Ivan Matveich was thinking it was a bad idea to see a live crocodile on the street as it swallowed him whole! Why couldn't it have eaten his wife Elena instead?
What follows is an immensely humorous and satirical account of Ivan's new life from inside the crocodile, unable to get out because the owner refuses to kill the beast.

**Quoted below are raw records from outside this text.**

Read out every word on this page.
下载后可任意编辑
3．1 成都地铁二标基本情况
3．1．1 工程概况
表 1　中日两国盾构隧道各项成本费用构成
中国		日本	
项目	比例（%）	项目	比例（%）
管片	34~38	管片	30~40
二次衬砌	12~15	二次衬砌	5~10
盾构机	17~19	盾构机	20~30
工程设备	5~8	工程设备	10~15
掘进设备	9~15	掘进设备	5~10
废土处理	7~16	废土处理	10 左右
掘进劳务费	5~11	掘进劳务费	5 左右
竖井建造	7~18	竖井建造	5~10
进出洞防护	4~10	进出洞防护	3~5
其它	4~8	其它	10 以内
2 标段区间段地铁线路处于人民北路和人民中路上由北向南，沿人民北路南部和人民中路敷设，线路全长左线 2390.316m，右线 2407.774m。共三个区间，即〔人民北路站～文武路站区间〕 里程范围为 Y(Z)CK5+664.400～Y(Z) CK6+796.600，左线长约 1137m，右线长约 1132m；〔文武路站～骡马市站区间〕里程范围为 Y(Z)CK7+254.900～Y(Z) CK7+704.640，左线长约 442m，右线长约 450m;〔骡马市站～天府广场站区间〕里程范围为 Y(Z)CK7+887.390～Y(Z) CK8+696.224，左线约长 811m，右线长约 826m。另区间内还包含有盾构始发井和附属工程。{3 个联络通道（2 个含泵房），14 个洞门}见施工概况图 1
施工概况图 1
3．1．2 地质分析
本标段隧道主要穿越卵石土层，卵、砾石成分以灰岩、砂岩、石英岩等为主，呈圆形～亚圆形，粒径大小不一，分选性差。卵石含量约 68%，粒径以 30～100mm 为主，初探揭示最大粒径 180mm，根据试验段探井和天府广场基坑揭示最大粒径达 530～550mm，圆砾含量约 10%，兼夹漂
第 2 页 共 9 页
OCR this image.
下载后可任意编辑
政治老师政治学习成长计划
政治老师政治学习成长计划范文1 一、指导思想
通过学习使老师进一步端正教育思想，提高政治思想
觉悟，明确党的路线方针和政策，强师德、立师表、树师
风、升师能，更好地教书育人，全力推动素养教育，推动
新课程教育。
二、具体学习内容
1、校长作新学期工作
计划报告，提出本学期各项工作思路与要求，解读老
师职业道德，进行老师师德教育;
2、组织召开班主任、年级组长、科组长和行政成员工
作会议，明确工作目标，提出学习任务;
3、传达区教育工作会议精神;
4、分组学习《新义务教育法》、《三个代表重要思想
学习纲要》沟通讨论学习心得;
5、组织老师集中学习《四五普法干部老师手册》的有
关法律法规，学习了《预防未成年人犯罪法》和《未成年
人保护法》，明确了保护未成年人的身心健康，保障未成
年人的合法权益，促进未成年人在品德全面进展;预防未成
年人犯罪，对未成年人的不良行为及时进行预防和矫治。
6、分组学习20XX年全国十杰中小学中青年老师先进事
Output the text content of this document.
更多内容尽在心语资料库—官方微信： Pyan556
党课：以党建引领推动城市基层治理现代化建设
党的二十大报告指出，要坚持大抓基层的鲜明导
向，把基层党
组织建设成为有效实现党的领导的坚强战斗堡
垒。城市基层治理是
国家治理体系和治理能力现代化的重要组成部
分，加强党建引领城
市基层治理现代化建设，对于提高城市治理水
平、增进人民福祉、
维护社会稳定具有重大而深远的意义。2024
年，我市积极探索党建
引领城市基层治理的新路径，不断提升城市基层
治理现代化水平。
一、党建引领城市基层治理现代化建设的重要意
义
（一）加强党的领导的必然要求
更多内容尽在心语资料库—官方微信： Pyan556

A precursor to Kafka’s 'Metamorphosis', Dostoevsky’s short story is a farcical depiction and social criticism of Russian society at the time. The situation becomes a scene from the theatre of the absurd, making the tale a poignant finger wagging at the problems of humanity. Fyodor Dostoevsky (1821-1881) was a famous Russian writer of novels, short stories, and essays. A connoisseur of the troubled human psyche and the relationships between the individuals, Dostoevsky’s oeuvre covers a large area of subjects: politics, religion, social issues, philosophy, and the uncharted realms of the psychological. There have been at least 30 film and TV adaptations of Fyodor Dostoyevsky’s 1866 novel 'Crime and Punishment' with probably the most popular being the British BBC TV series starring John Simm as Raskolnikov and Ian McDiarmid as Porfiry Petrovich. 'The Idiot' has also been adapted for films and TV, as has 'Demons' and 'The Brothers Karamazov'.